By the time it reached 8 o’clock the band was very much in full swing. A pleasant night was being had by all. At around eight ten, that was when things began to turn sour.
“Uncle Howie?” Isaac arrived in a hurry, pulling Howard away from his party.
“Isaac? Where have you been? We’ve all been worried about you.”
“I need to talk to you,” said the nephew. “Right away.”
“Oh dear, Mr Bergman!” cried one of the ladies. “I’ve spilled some wine.”
“Not to worry,” said Howard. “We’ll get that cleaned up.” To his nephew he said, “Whatever is going on, now is neither the time nor the place. Breakfast tomorrow. You and I will sit and we’ll discuss what’s on your mind. We’ve missed you around the estate.”
Before he could explain further, Howard had waved to a new arrival.
“Karyn!” he called. “You look tremendous.”
“Shit!” Isaac grumbled.
The Judge herself was accompanied by his mother, Sophie, and the interpreter, Golem. As Howard fell into conversation with Karyn Doyle, Isaac made an attempt to sign ‘I need your help’ to his mother, but didn’t catch her eye.
A server bumped into him carrying a tray.
“Sorry, sugar,” said the soft voice.
The server passed the tray. Isaac had been too busy looking for an opportunity to get Golem or his mother on their own, he hadn’t noticed the server close in behind him. She pinched his backside.
“Woah!” Isaac jerked around but as he came face to face with her, she pushed him against the wall and locked her lips to his. Isaac could hear whistles from party-goers in the main area where the booze was flowing.
Isaac was led into a small room just off the main corridor. The server woman, not a woman at all. Freddy Stoker pulled off the platinum blonde wig. Irvine Stoker kicked the door closed.
“You want to talk to someone, Isaac? I’m listening. Freddy? Let the Easys in.”
There was already tapping at the window. Freddy crossed the room, opened the window and the two trapeze artists slipped in.

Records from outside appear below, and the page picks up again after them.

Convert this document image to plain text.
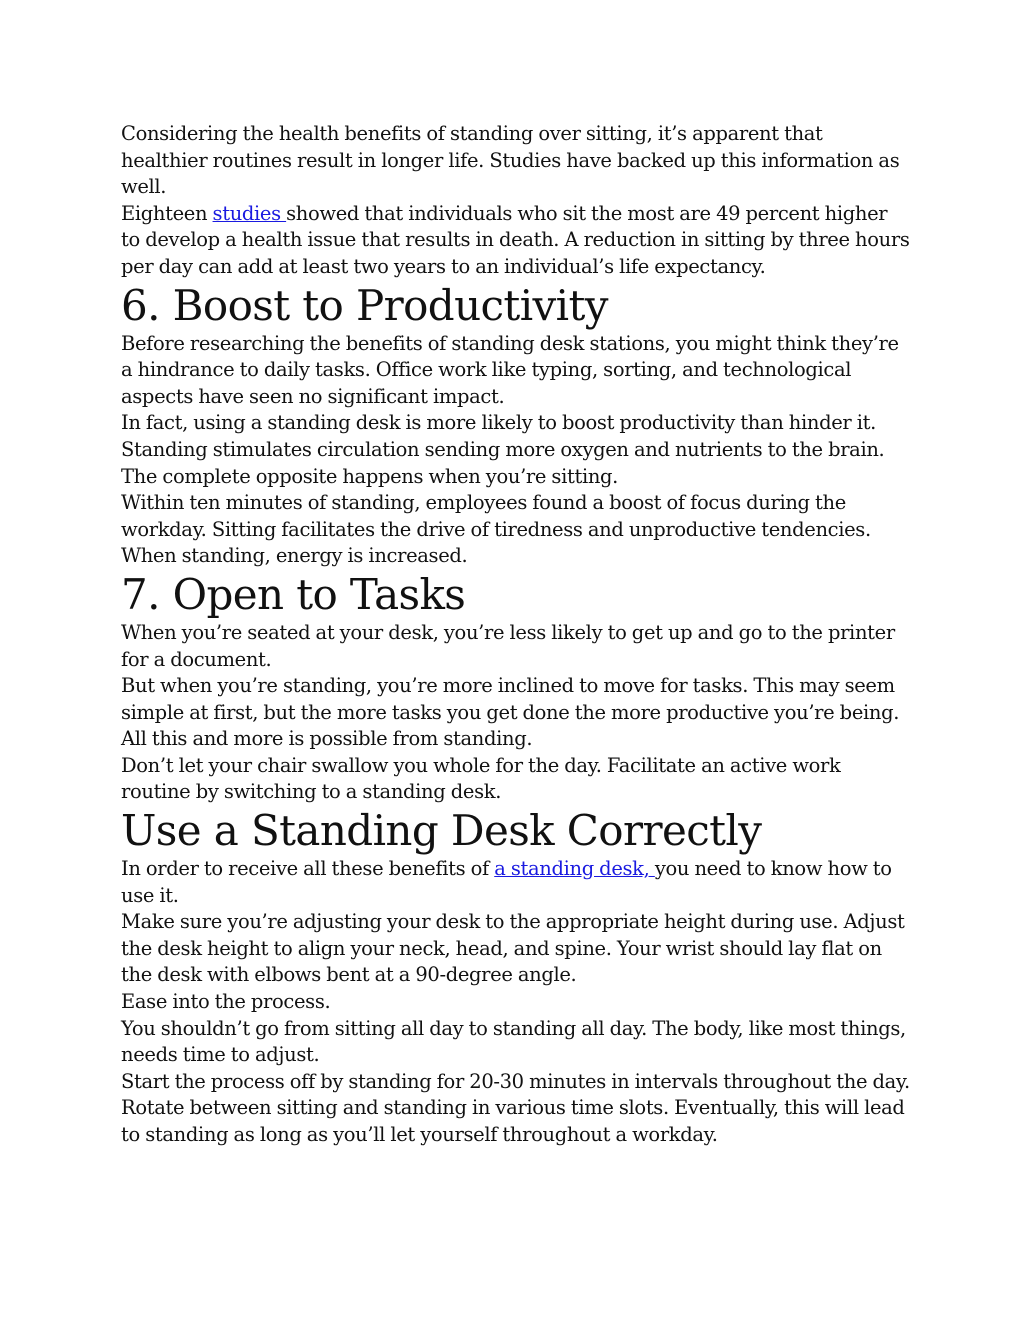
Considering the health benefits of standing over sitting, it’s apparent that healthier routines result in longer life. Studies have backed up this information as well.

Eighteen studies showed that individuals who sit the most are 49 percent higher to develop a health issue that results in death. A reduction in sitting by three hours per day can add at least two years to an individual’s life expectancy.

6. Boost to Productivity

Before researching the benefits of standing desk stations, you might think they’re a hindrance to daily tasks. Office work like typing, sorting, and technological aspects have seen no significant impact.

In fact, using a standing desk is more likely to boost productivity than hinder it. Standing stimulates circulation sending more oxygen and nutrients to the brain. The complete opposite happens when you’re sitting.

Within ten minutes of standing, employees found a boost of focus during the workday. Sitting facilitates the drive of tiredness and unproductive tendencies. When standing, energy is increased.

7. Open to Tasks

When you’re seated at your desk, you’re less likely to get up and go to the printer for a document.

But when you’re standing, you’re more inclined to move for tasks. This may seem simple at first, but the more tasks you get done the more productive you’re being. All this and more is possible from standing.

Don’t let your chair swallow you whole for the day. Facilitate an active work routine by switching to a standing desk.

Use a Standing Desk Correctly

In order to receive all these benefits of a standing desk, you need to know how to use it.

Make sure you’re adjusting your desk to the appropriate height during use. Adjust the desk height to align your neck, head, and spine. Your wrist should lay flat on the desk with elbows bent at a 90-degree angle.

Ease into the process.

You shouldn’t go from sitting all day to standing all day. The body, like most things, needs time to adjust.

Start the process off by standing for 20-30 minutes in intervals throughout the day. Rotate between sitting and standing in various time slots. Eventually, this will lead to standing as long as you’ll let yourself throughout a workday.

“I always said never trust a Bergman,” Irvine went on. “Now look where we are.”
The Easys pulled rope in with them.
Irvine reached into his pocket and produced a tobacco tin. He opened it and tapped a sample of powder onto a long finger nail and sniffed. Freddy’s hand reached up slowly to sample some but Irvine slapped it away. “Get your own,” he warned his son.
He slipped a metal pole down the sleeve of his patched coat.
“Isaac,” he said. “I’m going to have fun with this.”
“The blood splatter,” warned Freddy.
Irvine danced around Isaac as the Easys laid tarpaulin they had brought in backpacks. Irvine angled himself towards the window.
Karyn Doyle always attended the parties of Howard Bergman. She was almost as comfortable in the Bergman Estate as she was in her own home. One particular evening, when she was a freshly-appointed judge, she had wandered onto the balcony for some air. It was a pleasant night. The summer warmth and the closing of sunset cast an orange glow across Kingsgate. She embraced a little of the ambience when the door opened and she was joined by Van Holder. She turned. She smiled but her focus went back to the view. He approached her and wrapped his arms around her waist and pressed gently against her.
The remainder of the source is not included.